LAVA: Explainability for Unsupervised Latent Embeddings
Ivan Stresec, Joana P. Gonçalves
TL;DR
LAVA tackles explainability for unsupervised latent embeddings by linking local embedding organization to input feature covariation. It defines probe-centered localities in latent space, represents localities with pairwise feature correlations, and extracts recurring correlation modules via Association Matrix Factorization, yielding stable, granular explanations at user-controlled granularity. The approach is demonstrated on MNIST and KPMP single-cell gene expression embeddings, uncovering visually meaningful pixel subpatterns and disease-associated gene correlations, and is shown to be robust against hyperparameter choices and competing explainability frameworks.

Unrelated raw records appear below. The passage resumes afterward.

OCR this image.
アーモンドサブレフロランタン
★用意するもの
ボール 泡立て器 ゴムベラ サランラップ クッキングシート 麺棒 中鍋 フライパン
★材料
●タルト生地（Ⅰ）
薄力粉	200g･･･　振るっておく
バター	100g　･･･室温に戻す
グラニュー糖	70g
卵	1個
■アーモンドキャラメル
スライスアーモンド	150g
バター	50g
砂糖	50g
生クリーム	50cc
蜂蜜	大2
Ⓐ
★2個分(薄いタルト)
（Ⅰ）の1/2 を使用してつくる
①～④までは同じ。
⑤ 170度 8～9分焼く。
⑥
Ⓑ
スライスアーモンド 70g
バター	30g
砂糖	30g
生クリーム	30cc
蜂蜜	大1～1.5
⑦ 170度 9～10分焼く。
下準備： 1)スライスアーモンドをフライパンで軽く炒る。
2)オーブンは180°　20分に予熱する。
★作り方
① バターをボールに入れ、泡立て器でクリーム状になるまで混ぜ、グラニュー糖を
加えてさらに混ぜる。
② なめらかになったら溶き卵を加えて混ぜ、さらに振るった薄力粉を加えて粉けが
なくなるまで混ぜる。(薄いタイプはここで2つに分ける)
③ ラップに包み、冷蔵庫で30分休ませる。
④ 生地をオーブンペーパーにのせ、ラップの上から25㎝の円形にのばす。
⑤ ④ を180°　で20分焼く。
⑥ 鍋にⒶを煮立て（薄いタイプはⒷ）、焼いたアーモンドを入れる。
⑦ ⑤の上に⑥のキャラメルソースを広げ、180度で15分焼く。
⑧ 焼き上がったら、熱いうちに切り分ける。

Overall, LAVA provides a model-agnostic, post-hoc tool that expands interpretability and knowledge discovery in unsupervised manifold learning.
Abstract
Unsupervised black-box models are drivers of scientific discovery, yet are difficult to interpret, as their output is often a multidimensional embedding rather than a well-defined target. While explainability for supervised learning uncovers how input features contribute to predictions, its unsupervised counterpart should relate input features to the structure of the learned embeddings. However, adaptations of supervised model explainability for unsupervised learning provide either single-sample or dataset-summary explanations, remaining too fine-grained or reductive to be meaningful, and cannot explain embeddings without mapping functions. To bridge this gap, we propose LAVA, a post-hoc model-agnostic method to explain local embedding organization through feature covariation in the original input data. LAVA explanations comprise modules, capturing local subpatterns of input feature correlation that reoccur globally across the embeddings. LAVA delivers stable explanations at a desired level of granularity, revealing domain-relevant patterns such as visual parts of images or disease signals in cellular processes, otherwise missed by existing methods.